Searching For Peter Kerrivan
Feature / Documentary / English
Produced by Rink Rat Productions
Written by Linda Conway
Drive from St. John’s to Renews, an outport of 375 people, located on the Southern Shore of Newfoundland’s Avalon Peninsula. Look west. Beyond the marshes and forests of stunted spruce, a bold, solitary peak of red and grey stone dominates the landscape. This is the Butterpot, and for residents of Renews, it stands in a place where legend and history meet.
Here, in the high barrens surrounding the mountain is where Peter Kerrivan and The Society of Masterless Men took their chances living in an unknown wilderness, rather than face the squalor and brutality of indentured servitude. Here, in kitchens, and on the wharves of Renews, local residents will point towards the Butterpot, and tell you about the Masterless Men. Some may even mention that they are the descendents of those very outlaws.

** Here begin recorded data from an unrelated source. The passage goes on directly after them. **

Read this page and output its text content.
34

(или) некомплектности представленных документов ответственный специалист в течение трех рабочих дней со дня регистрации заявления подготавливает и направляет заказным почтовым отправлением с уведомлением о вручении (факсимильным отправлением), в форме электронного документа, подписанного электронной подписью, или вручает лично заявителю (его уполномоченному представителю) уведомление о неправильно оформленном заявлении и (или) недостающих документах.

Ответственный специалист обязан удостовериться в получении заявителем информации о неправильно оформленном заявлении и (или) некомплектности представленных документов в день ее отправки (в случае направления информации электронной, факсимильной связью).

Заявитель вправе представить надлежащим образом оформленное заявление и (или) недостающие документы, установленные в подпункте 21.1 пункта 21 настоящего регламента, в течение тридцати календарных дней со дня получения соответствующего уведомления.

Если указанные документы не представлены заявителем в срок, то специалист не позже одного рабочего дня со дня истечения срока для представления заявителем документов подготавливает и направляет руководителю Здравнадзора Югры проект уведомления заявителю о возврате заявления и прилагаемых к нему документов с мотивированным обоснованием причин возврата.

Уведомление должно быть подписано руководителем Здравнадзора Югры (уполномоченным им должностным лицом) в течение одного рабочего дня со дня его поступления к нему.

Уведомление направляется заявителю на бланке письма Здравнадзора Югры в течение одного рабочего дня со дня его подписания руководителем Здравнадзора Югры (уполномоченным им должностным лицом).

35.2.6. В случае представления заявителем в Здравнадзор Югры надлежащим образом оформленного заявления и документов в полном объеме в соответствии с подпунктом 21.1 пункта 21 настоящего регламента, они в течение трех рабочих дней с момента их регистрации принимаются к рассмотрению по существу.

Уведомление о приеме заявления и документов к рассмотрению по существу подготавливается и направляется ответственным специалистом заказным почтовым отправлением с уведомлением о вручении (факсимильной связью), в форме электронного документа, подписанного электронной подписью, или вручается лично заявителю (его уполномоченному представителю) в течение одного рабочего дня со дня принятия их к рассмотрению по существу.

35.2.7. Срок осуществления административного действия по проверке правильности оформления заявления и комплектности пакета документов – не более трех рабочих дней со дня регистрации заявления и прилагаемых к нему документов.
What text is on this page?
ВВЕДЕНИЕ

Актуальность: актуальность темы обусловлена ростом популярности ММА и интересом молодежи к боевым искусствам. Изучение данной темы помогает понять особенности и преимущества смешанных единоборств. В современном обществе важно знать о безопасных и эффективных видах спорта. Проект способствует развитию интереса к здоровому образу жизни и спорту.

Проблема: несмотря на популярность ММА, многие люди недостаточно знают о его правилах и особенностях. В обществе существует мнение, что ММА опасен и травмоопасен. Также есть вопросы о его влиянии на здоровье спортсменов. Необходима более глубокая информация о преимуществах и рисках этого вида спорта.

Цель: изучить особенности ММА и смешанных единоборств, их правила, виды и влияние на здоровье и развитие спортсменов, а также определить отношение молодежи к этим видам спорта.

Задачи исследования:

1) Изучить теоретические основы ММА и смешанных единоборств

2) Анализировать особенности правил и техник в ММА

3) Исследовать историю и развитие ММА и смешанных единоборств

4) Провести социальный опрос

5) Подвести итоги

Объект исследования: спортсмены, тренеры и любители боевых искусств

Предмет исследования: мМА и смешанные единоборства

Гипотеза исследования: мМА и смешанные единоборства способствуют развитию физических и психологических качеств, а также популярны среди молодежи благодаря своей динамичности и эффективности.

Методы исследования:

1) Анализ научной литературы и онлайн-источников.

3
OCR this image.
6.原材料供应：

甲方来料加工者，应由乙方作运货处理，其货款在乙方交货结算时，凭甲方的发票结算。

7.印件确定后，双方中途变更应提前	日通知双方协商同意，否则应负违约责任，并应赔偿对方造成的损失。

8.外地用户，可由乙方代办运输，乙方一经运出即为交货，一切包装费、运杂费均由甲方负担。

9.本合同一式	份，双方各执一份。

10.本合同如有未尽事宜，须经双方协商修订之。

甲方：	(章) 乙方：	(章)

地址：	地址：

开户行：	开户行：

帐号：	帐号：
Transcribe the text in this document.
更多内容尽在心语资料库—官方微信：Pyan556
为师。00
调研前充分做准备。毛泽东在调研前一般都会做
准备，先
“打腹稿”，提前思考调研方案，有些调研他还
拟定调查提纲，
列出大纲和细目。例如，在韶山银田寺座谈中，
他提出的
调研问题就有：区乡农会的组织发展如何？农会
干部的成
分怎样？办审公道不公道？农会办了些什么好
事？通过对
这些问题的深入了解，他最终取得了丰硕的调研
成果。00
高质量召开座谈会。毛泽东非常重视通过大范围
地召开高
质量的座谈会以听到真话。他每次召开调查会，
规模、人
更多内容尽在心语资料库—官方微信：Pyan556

However, academics and historians insist that Peter Kerrivan and The Society of Masterless Men never existed—a “mere folktale caught on the wind”—although they will admit the legend certainly reflects the social and economic conditions of fishing plantations on the Southern Shore in eighteenth-century Newfoundland.
But if oral accounts, shared in Renews, fail in offering the explicit detail demanded by historians for establishing an authoritative record, there is no doubt that these stories are profoundly embedded in local landscape and identity. You are listening to a community’s own memory of itself, layered with anecdotes that have been preserved and transmitted for generations.
If story-tellers are sometimes vague on the specific timing of events, they are precise about location—their intimacy “of place” is present and tangible. They don’t ignore the construct of time, but in telling their stories, they operate in a unique temporal plane, neither purely in the past, nor absolutely in the present, but in both simultaneously—thus creating a poetic alchemy of time, and authenticity, that will never exist in the dry data of academia.
Within the stories of Peter Kerrivan and The Society of Masterless Men, lies the DNA of authentic indigenous culture—stories created out of a community’s deep engagement with the landscape in which they reside. Stories that summon forth what the Irish indentify as “duchas”, a word that suggests: “a collective soul; one’s native place; a shared tradition; where one belongs.”
“Searching for Peter Kerrivan” is a meditation on the intangible power of story-telling tradition encountered at the intersection of legend and history. And, how these stories shape identity, form community, and confer meaning to the landscape people consider home.